I can’t tell you how disappointing it is to read in Wikipedia’s article about what Podsafe means that podcasters are still slavishly following Adam Curry’s lead.
Adam Curry’s effective status as the advocate, role model, and protector of all podcasters led numerous other podcasters to bend the rules in the same ways, using the same arguments.
Despite this, he regularly commented on DSC that, if it is really important for a show not to break any rules, a podcaster should not do the same thing. (To this end, Curry had also advocated the development and use of what is now known as podsafe music, and his production company PodShow created a new site called the Podsafe Music Network.)
Finally, after ages of debate on the subject with industry professionals and members of European parliament, as well as multiple complaints from Dutch music services about violations, Curry decided he’d hit a dead end and that any negotiation in progress with music licensors was futile.

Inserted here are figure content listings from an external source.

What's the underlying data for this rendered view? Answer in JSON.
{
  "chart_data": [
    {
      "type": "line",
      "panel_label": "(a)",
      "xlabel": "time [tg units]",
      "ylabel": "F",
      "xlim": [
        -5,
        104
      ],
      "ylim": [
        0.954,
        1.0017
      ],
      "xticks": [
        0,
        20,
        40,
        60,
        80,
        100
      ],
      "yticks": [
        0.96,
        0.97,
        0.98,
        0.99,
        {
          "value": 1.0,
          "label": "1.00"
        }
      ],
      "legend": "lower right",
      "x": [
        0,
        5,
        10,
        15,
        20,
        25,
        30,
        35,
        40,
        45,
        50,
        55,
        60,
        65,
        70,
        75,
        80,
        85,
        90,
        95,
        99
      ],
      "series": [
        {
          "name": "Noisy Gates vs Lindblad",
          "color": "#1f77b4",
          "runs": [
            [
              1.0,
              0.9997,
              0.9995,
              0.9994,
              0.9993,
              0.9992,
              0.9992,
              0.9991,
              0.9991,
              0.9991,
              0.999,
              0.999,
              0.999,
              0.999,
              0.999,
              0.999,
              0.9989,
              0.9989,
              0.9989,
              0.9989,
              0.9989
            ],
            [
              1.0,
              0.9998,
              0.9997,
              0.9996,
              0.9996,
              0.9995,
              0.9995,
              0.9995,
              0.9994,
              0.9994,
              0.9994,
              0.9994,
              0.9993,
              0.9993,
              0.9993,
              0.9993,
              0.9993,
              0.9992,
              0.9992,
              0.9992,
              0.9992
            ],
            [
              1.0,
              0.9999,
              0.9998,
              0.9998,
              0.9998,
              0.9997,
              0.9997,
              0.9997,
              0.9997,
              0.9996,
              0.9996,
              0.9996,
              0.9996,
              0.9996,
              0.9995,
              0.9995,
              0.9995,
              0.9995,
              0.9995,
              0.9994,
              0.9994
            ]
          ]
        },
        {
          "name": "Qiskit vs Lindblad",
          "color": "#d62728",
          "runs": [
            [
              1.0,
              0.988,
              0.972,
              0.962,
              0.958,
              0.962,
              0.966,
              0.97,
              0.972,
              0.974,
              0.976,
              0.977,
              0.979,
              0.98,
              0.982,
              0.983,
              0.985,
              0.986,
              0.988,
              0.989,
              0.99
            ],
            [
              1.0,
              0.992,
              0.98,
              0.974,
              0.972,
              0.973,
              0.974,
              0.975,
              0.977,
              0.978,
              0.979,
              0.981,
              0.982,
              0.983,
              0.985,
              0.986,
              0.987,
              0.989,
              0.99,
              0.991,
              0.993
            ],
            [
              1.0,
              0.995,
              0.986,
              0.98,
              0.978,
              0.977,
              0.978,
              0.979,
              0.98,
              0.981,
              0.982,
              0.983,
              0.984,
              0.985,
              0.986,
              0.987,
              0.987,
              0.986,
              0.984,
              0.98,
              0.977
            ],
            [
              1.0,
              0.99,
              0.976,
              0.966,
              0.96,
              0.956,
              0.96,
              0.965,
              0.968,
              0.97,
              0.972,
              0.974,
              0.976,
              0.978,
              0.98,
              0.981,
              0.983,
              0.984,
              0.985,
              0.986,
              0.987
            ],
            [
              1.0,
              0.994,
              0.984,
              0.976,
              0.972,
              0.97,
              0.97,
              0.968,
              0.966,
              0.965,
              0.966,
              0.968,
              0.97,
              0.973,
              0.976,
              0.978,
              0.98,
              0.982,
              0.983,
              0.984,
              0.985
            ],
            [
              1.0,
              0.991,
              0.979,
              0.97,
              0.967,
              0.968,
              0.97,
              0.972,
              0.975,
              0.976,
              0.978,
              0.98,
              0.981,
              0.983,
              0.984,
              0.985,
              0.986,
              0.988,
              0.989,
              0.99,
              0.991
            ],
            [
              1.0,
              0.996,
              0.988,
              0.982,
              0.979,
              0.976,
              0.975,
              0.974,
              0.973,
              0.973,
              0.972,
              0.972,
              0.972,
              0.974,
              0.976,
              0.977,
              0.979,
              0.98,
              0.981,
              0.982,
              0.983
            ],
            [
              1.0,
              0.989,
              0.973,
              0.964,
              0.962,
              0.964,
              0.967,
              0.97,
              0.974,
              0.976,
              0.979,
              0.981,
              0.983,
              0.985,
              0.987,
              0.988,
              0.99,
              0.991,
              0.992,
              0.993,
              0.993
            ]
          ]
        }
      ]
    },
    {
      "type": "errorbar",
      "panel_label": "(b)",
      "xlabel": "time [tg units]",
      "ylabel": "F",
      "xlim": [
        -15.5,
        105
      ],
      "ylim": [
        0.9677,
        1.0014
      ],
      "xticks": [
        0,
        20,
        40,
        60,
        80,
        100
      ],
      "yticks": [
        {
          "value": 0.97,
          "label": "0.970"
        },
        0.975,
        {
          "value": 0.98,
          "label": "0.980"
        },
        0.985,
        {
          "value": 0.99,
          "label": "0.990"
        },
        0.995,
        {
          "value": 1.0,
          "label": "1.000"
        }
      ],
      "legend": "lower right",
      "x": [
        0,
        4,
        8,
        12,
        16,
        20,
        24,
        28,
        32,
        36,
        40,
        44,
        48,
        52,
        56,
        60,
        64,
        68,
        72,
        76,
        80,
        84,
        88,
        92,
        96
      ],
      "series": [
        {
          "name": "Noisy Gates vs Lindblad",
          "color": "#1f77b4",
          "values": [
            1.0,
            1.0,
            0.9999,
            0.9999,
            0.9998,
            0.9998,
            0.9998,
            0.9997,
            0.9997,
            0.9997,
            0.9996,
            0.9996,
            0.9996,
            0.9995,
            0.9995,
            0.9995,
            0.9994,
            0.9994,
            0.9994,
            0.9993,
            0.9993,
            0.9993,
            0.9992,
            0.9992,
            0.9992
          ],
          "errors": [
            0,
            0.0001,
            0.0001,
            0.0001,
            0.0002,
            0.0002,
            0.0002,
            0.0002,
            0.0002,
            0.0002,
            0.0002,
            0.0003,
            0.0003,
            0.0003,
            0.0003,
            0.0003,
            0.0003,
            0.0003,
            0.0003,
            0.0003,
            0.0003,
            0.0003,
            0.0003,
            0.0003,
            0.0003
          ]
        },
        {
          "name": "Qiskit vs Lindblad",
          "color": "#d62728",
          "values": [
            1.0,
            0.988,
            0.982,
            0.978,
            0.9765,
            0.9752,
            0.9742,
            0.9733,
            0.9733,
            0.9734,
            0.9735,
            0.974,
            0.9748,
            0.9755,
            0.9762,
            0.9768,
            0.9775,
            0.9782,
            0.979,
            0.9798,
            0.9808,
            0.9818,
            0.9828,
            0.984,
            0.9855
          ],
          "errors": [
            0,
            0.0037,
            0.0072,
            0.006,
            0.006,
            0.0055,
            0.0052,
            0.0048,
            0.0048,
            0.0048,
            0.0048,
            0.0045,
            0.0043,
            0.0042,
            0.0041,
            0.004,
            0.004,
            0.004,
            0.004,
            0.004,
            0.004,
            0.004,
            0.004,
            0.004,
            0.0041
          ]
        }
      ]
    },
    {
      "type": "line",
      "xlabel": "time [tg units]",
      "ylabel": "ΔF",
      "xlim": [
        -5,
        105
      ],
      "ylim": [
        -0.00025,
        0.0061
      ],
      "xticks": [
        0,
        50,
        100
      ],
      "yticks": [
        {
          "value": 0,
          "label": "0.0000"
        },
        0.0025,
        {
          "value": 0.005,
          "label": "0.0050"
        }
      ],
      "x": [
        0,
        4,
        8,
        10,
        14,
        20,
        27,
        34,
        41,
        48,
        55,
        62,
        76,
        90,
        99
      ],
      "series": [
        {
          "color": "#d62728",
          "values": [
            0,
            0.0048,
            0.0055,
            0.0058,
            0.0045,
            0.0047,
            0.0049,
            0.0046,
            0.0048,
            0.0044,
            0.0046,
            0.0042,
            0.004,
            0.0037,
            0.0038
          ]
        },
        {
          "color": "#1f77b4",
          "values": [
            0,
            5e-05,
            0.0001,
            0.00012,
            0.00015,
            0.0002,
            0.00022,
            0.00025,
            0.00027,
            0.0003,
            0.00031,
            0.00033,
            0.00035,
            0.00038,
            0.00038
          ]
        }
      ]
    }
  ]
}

This was the reason he gave on 2005 November 7 for committing his show to henceforth being entirely podsafe.
The implications of this move, including the future exclusion of staple segments such as Hit Test, Backtracks, and the regular mashuptown.com tracks, reached further than his own show. Immediately, or soon afterward, all shows on PodShow began to use only podsafe music, if they didn’t already, and a large number of other podcasters followed suit, either in fear that they could no longer get away with what Adam couldn’t, or in simple support of Adam’s decision and of podsafe music.
Umm, are you serious? Adam Curry is the protector of all podcasters? (Wait, are we sure he didn’t write this himself? Nevermind.) It’s just miserable (if this is in fact the case) that two years into the culture, everything having been written up by NYT and adopted by Apple and appropriated by corporation, this is still the public face of podcasting. Yuck.
I was telling Thad yesterday that Project Rockstar, a game where you manage the music careers of bands you create and staff, has me thinking about working creatively, perhaps in music or podcasting, again. But podcasting for me was fun because I threw licensing caution to the wind, something that I knew was semi-sort-of-wrong, as much as I understood it, or wanted to. So research on podsafe music leads to an article which declares Adam Curry as my default legal and moral guide, and then to a company which recommends and licenses podsafe music: a company run by Adam Fucking Curry. There’s no getting away from this guy.
The thing about all this is that, in the year and a half since I played around with the medium, BMI and ASCAP have both put together dirt-cheap licenses ($300 minimum, with a very small percentage of revenue most podcasts will never generate) that podcasters can use to play anything from the almost-infinite playlists that those two groups represent. The best podcast ever, Coverville, has deals with both, and I imagine that the $300+2.5% or whatever isn’t keeping that guy up at night.